Light shining through the cracks: the gift of social care.

Light shining through the cracks: the gift of social care.

I have always loved going to art galleries and museums since I was very young. Part escape, part inspiration, whatever the reason they have been places that have spoken to me. Some paintings leave a particular mark, and I can still through the fragments of memory remember the first time I saw a special work and the feelings or sense they left me with. One of those is ‘Lady in a Fur Wrap’ which was displayed in Pollok House in Glasgow and which I saw first on a school trip. I can still remember the sense of my breath being stolen by the enigmatic wistful beauty of the piece and in particular the quality of light and shadow that the artist had managed to convey.

The painting was attributed at the time to El Greco though recent research has established that it is not actually one of his pieces. Be that as it may, at the time it started for me a fascination with the work of El Greco or more accurately a fascination with the way different painters portrayed light in their work. El Greco is a master with light and is well recognised for his use of intense light and deep shadow. Through the interplay of both he creates mystery and magic on canvas.

Light for anyone who has lived as I have in places in the north, in my case Orkney and Skye, is a hugely significant reality especially at this time of the year when days are so short, and the night seems to cloak its darkness around us for so long.

As we approach Christmas and especially after our shortest day on Friday I am reminded of the ancient Celtic and Gaelic emphasis upon light. There was a particular special place in community memory and reflection on the Celtic past in many Hebridean areas, initially sitting sympathetically alongside Catholic Christianity but later marginalised by Calvinist Presbyterianism. Such folklore and attention at this time of the year which I can well remember in the stories of my grandmother and her generation centred around Lugh who is the Celtic god of light and giftedness and is often designated as ‘The Shining One.’

Light is seen as the birther of all life. Without light there can be no life.

I have always thought of the care and compassion which is at the heart of social care as being about a different way of seeing life, of it being a light which chases the darkness of negativity and limitation and lets the positivity of possibility reign. If it is anything at all social care at its best is about the enabling of ourselves and others to achieve to our fullest potential. It is a bringing of light to the shadows of living, the enabling of illumination in the depths of hurt. It is a light which takes people beyond diagnosis and label to venture into living with conditions and finding wholeness where it can be found.

The ancient Gaels were fascinated by light and it was inextricably linked to how they saw community, how they perceived our inter-connectedness and how they envisioned the rhythm of our dance with the natural world and cosmos.

No one captures the Celtic sense of light and what it means for modern living better than the Irish poet and philosopher John O’Donohue.
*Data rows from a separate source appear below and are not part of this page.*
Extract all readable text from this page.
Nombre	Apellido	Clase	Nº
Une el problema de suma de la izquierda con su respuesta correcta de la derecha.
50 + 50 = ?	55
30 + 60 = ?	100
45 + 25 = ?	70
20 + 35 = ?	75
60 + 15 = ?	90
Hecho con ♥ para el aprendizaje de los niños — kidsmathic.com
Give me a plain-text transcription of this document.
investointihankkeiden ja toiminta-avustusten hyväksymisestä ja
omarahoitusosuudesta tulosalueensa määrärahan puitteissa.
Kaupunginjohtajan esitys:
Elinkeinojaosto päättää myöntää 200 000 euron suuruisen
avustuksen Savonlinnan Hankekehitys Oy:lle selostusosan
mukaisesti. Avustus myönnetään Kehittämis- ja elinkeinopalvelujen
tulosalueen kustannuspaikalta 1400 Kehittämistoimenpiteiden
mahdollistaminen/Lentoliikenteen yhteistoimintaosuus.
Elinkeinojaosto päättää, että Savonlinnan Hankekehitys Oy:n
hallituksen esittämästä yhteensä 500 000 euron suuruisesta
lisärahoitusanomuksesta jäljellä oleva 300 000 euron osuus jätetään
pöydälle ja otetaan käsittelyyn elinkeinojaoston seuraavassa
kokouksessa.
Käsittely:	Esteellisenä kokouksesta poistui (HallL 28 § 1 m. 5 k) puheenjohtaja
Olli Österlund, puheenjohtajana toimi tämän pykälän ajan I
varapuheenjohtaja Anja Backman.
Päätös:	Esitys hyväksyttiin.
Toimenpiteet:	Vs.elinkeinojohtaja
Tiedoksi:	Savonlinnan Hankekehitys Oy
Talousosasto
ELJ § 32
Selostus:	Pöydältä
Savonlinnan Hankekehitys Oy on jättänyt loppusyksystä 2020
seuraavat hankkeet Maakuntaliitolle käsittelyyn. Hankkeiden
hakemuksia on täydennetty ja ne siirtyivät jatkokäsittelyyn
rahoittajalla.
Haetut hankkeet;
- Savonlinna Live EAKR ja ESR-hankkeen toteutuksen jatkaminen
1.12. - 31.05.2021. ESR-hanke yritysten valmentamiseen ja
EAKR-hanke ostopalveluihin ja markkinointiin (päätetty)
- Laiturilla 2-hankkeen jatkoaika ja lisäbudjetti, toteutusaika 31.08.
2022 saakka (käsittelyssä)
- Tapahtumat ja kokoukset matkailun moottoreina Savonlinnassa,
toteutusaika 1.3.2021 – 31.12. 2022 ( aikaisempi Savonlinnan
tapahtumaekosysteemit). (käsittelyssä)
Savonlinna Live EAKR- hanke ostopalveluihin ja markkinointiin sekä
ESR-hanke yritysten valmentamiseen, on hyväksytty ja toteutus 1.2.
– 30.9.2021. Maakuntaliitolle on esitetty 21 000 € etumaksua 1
In his final work ‘To Bless the Space Between US: A Book of Blessings’, O’Donohue argues that one of the asks of modern living is the need to re-discover our ability to bring blessing or light to another. He suggests there is a unique power in the relationship which is that of care and compassion to and through another.

He writes:

‘There is a quiet light that shines in every heart. It draws no attention to itself, though it is always secretly there. It is what illuminates our minds to see beauty, our desire to seek possibility, and our hearts to love life. Without this subtle quickening our days would be empty and wearisome, and no horizon would ever awaken our longing. Our passion for life is quietly sustained from somewhere in us that is wedded to the energy and excitement of life. This shy inner light is what enables us to recognize and receive our very presence here as blessing.’

Despite all the challenges facing those who work and provide care support there is one thing that remains true, I believe, and that is the power of the care relationship to change life, in darkness to bring light.

This Christmas, as tens of thousands of women and men, in all weathers and in many circumstances will leave their own home and hearth to be with others, if there is any truer image of incarnating light and love in community, I do not know what it is.